If you are leaving probes behind you will also get this pop up:

Troubleshooting:
Here are some examples of common mistakes to help you figure out what you are doing wrong and how to fix it.

Example 1, The Useless Red (or Yellow) dot:
In this picture (taken from the eve online forum and cleaned up), was taken by a pilot who found a signal and appears to have gotten fairly close to it, but notice that the indicator dot is Red, this means that signal strength is not 100%. As you can see he has his probes set to .25 au, but the distance shows .866 au. This is an obvious example of distance deviation.

If your signal is under 100%, you will have a dot that is Yellow (mid strength) or Red (weak) and there will be distance deviation.

If this is happening to you, it means that:
Your signal is not where the dot says it is!!!

Simply put, the indicator is giving a false positive. To correct this, take one of your probes (or launch a 5th) and put it exactly on top of your misleading indicator dot, set the range high enough to cover the cubes of all of your other probes and rescan. If you do not get a better indicator with the other probes, you might want to expand your central probe to overlap all 4 probes entirely and deactivate them to clear the clutter of extra results and start over from this position until you reach 100% signal strength. Remember, if your skills and equipment are sub-par you might not be able to hit 100% with some signals.

You might also run into this problem if you use Deep Space probes to pin down the approximate location because of the weaker strength and increased deviation compared to core probes.
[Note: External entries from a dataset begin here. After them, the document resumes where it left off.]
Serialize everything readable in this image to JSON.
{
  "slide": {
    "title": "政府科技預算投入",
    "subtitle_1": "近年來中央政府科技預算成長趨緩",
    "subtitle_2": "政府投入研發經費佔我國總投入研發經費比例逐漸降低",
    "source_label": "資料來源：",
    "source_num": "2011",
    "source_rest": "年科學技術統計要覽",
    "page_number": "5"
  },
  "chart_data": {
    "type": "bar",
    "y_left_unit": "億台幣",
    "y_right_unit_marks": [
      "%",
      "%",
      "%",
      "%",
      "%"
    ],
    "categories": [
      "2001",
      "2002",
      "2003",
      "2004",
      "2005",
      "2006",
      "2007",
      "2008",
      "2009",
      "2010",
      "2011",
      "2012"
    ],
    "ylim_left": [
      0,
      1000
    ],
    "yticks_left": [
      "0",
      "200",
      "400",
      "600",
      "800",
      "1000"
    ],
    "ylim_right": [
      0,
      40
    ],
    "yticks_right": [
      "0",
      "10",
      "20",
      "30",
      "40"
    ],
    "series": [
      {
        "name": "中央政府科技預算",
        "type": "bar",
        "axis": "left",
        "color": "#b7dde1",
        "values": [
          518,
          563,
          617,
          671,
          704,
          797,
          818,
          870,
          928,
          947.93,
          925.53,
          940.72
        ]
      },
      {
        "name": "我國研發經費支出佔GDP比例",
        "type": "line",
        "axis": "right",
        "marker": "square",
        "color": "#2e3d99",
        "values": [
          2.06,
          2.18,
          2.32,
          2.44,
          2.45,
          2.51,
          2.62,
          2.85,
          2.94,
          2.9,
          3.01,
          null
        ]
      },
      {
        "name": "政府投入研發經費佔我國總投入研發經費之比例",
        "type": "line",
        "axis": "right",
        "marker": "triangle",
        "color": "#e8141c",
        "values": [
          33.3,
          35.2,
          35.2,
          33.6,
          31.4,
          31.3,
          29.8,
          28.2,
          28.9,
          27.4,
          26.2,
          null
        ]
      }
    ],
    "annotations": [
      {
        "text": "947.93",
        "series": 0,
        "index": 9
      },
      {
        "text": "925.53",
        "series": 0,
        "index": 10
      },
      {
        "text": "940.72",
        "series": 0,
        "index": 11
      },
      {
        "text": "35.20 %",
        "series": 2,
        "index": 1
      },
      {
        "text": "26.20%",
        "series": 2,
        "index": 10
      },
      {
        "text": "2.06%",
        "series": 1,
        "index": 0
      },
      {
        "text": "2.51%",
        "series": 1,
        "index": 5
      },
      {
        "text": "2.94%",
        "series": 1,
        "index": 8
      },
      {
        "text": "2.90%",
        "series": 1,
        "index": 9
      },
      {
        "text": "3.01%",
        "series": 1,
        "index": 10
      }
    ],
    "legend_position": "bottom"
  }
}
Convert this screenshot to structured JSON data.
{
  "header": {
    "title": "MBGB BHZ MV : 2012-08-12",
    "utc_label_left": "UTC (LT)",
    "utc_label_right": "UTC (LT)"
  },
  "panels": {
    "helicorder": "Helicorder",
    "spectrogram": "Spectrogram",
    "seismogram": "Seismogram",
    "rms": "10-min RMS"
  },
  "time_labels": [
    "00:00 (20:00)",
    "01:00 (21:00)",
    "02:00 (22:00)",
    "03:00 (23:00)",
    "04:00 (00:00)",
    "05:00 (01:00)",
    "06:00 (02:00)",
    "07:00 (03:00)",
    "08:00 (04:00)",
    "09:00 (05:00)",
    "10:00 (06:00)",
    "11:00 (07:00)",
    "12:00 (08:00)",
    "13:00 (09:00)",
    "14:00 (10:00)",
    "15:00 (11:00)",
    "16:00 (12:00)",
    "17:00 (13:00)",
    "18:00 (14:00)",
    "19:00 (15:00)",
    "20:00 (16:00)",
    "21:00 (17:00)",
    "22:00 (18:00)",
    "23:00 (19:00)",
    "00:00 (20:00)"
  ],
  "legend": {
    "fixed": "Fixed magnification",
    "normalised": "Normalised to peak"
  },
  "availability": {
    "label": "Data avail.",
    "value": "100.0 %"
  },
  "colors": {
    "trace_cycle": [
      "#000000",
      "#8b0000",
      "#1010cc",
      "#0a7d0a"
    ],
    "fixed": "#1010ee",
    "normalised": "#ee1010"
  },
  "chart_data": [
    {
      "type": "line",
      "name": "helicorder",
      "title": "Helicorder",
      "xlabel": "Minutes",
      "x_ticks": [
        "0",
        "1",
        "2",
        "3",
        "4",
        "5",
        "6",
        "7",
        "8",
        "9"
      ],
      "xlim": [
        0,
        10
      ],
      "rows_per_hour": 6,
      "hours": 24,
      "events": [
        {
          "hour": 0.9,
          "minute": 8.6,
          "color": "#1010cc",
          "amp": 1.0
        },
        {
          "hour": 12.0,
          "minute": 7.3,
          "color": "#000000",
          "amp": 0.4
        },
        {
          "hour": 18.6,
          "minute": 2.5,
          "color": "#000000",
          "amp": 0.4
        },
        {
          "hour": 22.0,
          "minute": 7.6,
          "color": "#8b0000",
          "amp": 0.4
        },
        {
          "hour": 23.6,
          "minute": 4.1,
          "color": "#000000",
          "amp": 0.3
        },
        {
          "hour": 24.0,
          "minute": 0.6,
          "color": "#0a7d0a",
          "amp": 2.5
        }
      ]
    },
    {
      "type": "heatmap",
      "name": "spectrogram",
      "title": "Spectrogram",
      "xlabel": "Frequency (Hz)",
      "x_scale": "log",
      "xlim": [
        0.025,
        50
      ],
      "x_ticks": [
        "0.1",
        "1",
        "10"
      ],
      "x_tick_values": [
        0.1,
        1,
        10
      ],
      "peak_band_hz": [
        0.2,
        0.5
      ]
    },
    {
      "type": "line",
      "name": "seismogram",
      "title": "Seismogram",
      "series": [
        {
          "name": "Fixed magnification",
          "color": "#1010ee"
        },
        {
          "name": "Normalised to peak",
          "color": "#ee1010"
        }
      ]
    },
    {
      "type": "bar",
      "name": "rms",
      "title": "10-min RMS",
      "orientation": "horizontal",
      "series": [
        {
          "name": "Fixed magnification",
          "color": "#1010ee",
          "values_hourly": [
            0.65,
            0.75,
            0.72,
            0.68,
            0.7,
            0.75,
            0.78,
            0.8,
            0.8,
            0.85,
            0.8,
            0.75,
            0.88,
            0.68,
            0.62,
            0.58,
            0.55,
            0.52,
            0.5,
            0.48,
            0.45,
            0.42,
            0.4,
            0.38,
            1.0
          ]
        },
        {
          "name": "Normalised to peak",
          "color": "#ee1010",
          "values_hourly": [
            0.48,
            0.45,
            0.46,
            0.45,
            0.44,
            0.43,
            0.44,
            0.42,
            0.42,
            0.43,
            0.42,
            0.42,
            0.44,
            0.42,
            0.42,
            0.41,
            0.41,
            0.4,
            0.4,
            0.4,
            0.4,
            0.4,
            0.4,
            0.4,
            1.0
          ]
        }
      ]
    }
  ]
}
If you get good at this, it could potentially be a lot faster way for you to zero in your first core probe to a reasonable strength/range in big systems, but you need Astrometrics V to do it.

Example 2, I cannot get any closer:
You only need enough overlap to adequately cover the indicator area, make sure your probes are not all jumbled together. This is a problem because the devs have coded a countermeasure into the probing system to keep people from just dropping a big pile of probes in one spot and spamming the results. This countermeasure will kick in if your probes are spaced at an angle less than approximately 1 radian (57 degrees) from each other, so if your probes are too close together (as in this example) you will get separate hits for each probe in the scan results instead of the single warpable hit that you want. To correct this, always place your probes in such a way that their control cubes do not overlap and try to keep your angles at greater than 60 degrees (that of a triangle or tetrahedron) or better yet stick to the square probe formation (90 degrees) outlined in this guide and you should not have this problem.